Unseren Sohn habe ich heute Mittag erst wieder richtig versohlt. Er wollte wieder seinen Dickkopf durchsetzen und als es nicht ging, meinte er, er würde auch nicht wieder zum Großvater runter gehen. Da hatte es aber geschnappt. Heute Nachmittag ist er nun wieder der beste Kerl und folgt prima. Da es ziemlich kalt draußen ist, sind Helga und Jörg heute auch drin geblieben und spielen. Helga mit ihren Puppen. Dazu haben wir das Kindertischchen aus dem Kinderzimmer geholt. Da sitzen nun alle Puppen und trinken Kaffee. Jörg hat die Zinkwaschwanne oben und lässt seine Schiffle fahren. Er war ganz glücklich, als ich es ihm erlaubte. So ist es ihnen wenigstens nicht langweilig.

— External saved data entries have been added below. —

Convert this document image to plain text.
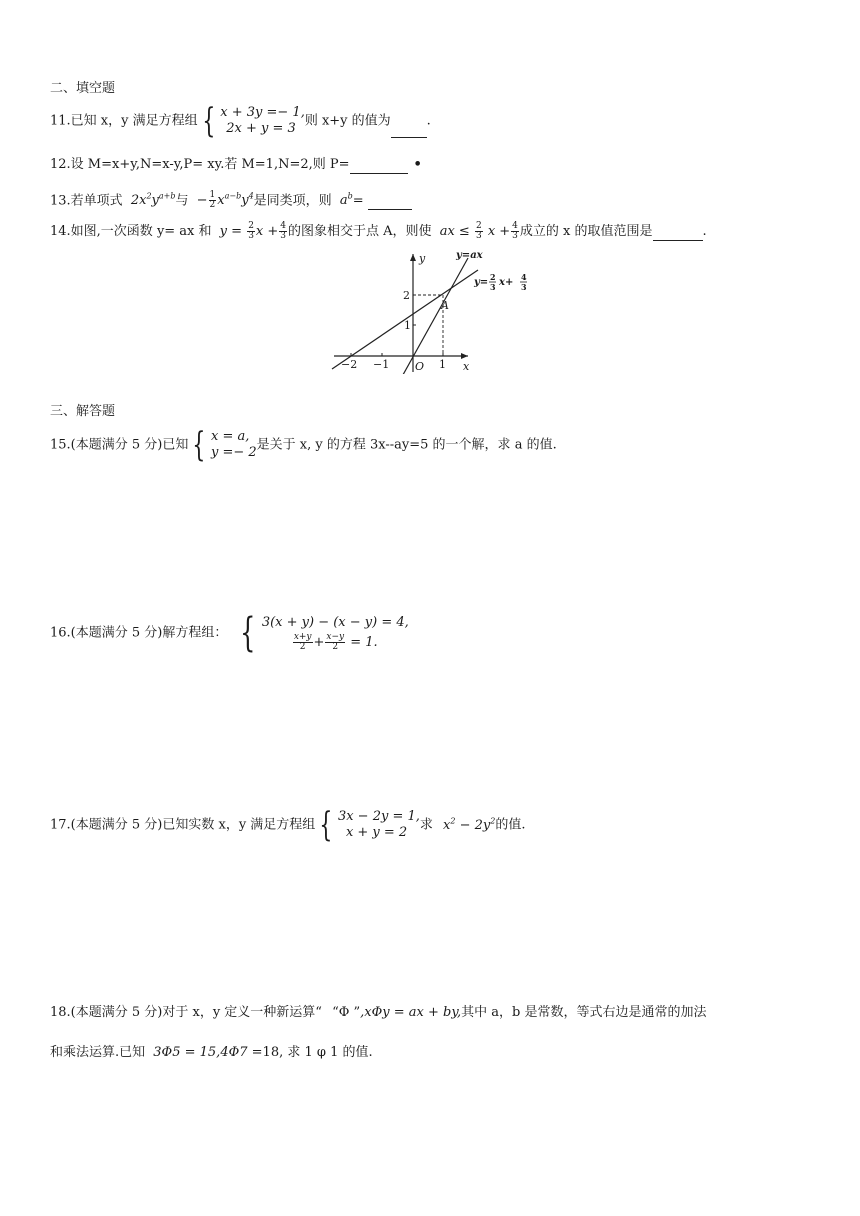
二、填空题
11.已知 x，y 满足方程组 { x + 3y =− 1,
2x + y = 3 则 x+y 的值为	.
12.设 M=x+y,N=x-y,P= xy.若 M=1,N=2,则 P=	•
13.若单项式 $2x^2y^{a+b}$与 − $\frac{1}{2} x^{a-b}y^4$是同类项，则 $a^b=$
14.如图,一次函数 y= ax 和 $y = \frac{2}{3}$ $x + \frac{4}{3}$ 的图象相交于点 A，则使 ax ≤ $\frac{2}{3}$ $x + \frac{4}{3}$ 成立的 x 的取值范围是	.
y
x
y=ax
y= 2
3 x+ 4
3
A
O
2
1
−2 −1	1
三、解答题
15.(本题满分 5 分)已知 { x = a,
y =− 2 是关于 x, y 的方程 3x--ay=5 的一个解，求 a 的值.
16.(本题满分 5 分)解方程组： { 3(x + y) − (x − y) = 4,
$\frac{x+y}{2} + \frac{x-y}{2} = 1$.
17.(本题满分 5 分)已知实数 x，y 满足方程组 { 3x − 2y = 1,
x + y = 2 求 $x^2 - 2y^2$的值.
18.(本题满分 5 分)对于 x，y 定义一种新运算“ “Φ ”,xΦy = ax + by,其中 a，b 是常数，等式右边是通常的加法
和乘法运算.已知 3Φ5 = 15,4Φ7 =18, 求 1 φ 1 的值.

Wir haben jetzt immer so dunstiges Wetter. Es klärt sich gar nicht mehr auf. Immer ist der Himmel bedeckt. Nur nachts kommen manchmal die Sterne durch. Und kalt ist es auch. Wenn auch nicht übermäßig, so friert man doch an Händen und Füssen. Es ist ja auch Mitte November und gar nicht anders zu erwarten. Bei Euch wird es wahrscheinlich noch kälter sein. Viel Licht braucht man jetzt wieder, denn gegen 5 Uhr ist es schon dunkel im Zimmer.
Wenn ich nachher noch an Siegfried geschrieben habe, so werde ich noch stopfen und Radio hören. So geht der Sonntag auch vorbei. Es ist nun schon der zweite, an dem Du nicht mehr bei uns bist. Wenn ich nur erst die Nachricht von Dir habe, das Du gut angekommen bist.
Vielleicht hast Du mir auch einen Luftpostbrief geschrieben. Da würde ich ja bald Nachricht bekommen. Gell, ich bin schon wieder ungeduldig, und Du bist schon manchmal mehrere Wochen ohne Nachricht geblieben.
Nun will ich wieder schließen. Bleib gesund, Du mein liebster, bester Ernst und sei recht fest gegrüßt und geküsst von deiner Annie.